Um dos pontos altos da semana cheia de atividades que exigiram equilíbrio psicológico, superação do medo e algum preparo físico, foi uma missão simulada de evacuação de uma unidade de capacetes azuis em meio à iminência de um ataque. Sob gritos de alerta, os jornalistas precisaram vestir colete à prova de balas e capacete às pressas, deixar o prédio onde estavam e ingressar em veículos blindados.

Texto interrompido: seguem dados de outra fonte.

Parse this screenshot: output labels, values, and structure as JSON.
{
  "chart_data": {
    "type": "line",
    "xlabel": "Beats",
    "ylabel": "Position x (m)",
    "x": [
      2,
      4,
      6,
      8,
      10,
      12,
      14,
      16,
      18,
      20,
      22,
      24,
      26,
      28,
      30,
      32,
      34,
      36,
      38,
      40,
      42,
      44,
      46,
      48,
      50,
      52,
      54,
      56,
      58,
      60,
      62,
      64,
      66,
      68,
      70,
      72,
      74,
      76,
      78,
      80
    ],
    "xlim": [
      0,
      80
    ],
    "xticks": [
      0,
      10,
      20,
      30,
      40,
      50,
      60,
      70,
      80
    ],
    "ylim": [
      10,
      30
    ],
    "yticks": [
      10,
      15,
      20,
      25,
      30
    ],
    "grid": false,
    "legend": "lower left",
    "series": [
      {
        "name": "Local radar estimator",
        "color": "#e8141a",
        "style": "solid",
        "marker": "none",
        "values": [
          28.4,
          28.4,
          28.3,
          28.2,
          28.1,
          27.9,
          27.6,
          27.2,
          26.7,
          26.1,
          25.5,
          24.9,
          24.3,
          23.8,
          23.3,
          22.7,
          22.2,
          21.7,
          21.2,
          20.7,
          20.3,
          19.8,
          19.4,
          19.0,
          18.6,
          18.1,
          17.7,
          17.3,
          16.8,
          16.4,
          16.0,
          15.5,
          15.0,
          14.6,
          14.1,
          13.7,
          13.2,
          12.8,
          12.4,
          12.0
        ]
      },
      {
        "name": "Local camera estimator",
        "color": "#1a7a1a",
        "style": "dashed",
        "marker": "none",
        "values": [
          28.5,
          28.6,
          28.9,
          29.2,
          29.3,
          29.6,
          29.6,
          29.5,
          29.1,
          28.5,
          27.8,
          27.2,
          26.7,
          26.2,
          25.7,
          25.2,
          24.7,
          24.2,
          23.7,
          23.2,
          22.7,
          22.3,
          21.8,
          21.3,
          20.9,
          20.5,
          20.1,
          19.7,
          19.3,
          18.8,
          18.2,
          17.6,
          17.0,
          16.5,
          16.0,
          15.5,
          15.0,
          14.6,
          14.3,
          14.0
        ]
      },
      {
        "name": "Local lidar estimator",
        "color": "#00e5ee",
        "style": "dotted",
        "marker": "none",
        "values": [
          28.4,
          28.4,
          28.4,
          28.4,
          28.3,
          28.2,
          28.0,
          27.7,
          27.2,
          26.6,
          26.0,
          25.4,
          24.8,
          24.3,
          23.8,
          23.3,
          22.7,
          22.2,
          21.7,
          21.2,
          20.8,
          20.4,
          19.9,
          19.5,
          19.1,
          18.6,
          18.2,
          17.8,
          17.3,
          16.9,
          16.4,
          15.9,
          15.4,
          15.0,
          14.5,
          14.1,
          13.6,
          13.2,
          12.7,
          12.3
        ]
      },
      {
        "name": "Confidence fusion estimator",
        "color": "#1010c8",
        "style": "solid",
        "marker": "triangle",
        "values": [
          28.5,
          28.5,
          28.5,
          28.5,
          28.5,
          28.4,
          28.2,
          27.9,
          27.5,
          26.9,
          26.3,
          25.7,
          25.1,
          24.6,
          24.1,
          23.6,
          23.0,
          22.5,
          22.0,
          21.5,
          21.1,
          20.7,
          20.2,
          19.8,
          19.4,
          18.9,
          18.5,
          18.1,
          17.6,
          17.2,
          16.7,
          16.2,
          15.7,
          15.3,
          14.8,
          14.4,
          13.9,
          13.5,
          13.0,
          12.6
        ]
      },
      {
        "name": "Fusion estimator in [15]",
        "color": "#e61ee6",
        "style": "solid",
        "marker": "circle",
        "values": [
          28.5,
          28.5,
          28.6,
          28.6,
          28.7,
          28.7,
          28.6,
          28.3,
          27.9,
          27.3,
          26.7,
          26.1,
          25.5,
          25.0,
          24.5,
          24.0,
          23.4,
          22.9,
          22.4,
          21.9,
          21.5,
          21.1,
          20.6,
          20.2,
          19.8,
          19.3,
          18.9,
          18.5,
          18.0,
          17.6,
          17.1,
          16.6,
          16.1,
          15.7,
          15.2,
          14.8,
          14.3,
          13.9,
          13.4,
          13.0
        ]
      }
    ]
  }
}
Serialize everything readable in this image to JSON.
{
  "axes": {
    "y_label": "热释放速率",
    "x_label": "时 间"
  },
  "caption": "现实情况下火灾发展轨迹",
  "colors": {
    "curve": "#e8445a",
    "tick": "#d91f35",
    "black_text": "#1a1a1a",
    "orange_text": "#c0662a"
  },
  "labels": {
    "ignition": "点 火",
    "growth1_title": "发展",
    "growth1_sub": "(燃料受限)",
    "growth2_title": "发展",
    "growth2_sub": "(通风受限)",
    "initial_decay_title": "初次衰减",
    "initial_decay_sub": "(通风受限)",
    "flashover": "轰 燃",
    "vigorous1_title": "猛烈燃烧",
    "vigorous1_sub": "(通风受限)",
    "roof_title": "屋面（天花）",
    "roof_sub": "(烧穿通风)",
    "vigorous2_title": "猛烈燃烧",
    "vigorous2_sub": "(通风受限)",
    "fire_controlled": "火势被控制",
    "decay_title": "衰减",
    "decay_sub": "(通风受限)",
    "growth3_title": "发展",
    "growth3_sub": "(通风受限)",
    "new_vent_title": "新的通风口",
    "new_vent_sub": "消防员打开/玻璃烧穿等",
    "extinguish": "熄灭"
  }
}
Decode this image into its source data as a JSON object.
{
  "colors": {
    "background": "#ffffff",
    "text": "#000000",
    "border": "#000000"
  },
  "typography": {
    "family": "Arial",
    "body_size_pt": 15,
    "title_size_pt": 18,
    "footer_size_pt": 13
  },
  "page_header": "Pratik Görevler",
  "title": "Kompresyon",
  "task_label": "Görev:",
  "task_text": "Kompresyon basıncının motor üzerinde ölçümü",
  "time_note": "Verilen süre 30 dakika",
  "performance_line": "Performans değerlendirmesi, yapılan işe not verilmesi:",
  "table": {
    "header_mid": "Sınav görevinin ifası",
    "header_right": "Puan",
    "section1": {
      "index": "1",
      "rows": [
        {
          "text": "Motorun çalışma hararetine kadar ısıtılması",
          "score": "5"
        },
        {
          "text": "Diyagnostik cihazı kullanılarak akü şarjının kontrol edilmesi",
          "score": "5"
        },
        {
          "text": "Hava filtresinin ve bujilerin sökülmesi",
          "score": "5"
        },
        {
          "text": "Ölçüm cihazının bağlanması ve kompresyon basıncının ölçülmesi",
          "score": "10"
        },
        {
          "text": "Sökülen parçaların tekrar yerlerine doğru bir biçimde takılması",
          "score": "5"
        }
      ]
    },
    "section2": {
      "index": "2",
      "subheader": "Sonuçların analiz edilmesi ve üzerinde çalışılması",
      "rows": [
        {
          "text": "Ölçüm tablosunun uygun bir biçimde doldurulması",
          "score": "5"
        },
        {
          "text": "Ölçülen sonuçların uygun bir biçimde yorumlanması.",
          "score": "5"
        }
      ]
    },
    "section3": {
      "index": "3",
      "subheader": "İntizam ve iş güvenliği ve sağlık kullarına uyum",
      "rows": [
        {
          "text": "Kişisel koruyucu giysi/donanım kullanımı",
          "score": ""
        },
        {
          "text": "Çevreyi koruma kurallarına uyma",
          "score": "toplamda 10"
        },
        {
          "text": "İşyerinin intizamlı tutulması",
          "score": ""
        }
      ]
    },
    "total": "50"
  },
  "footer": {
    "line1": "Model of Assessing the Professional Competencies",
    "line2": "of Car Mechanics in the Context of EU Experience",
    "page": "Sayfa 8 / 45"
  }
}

No meio do corre-corre, teve início um tiroteio. Era hora de experimentar, na prática, a teoria aprendida na sala de aula. O tronco de uma árvore vira um abrigo. Não há tempo para indecisão. Em meio aos "disparos", o grupo se dividiu. Uma parte foi "sequestrada". Os demais conseguiram alcançar o comboio de carros de combate para a fuga. Faltava só ingressar, por uma rampa, no Carro sobre Lagarta Anfíbio (o CLAnf), conhecido como "sapão". O veículo é um dos expoentes dos fuzileiros e tem sido utilizado no Rio em Operações de Garantia da Lei e da Ordem (GLO) contra o tráfico de drogas. Possante, ele arrastou as lagartas em direção à praia. No interior, sentimos que o matraquear do atrito com o solo era substituído por uma sensação de leveza. Incrivelmente, as 29 toneladas de ferro e aço flutuavam nas águas da Baía da Guanabara. Missão cumprida para esse grupo. Terminado o exercício, exaustos, avaliamos erros e acertos da evacuação.
O curso foi encerrado com uma visita ao Navio Patrulha Macaé.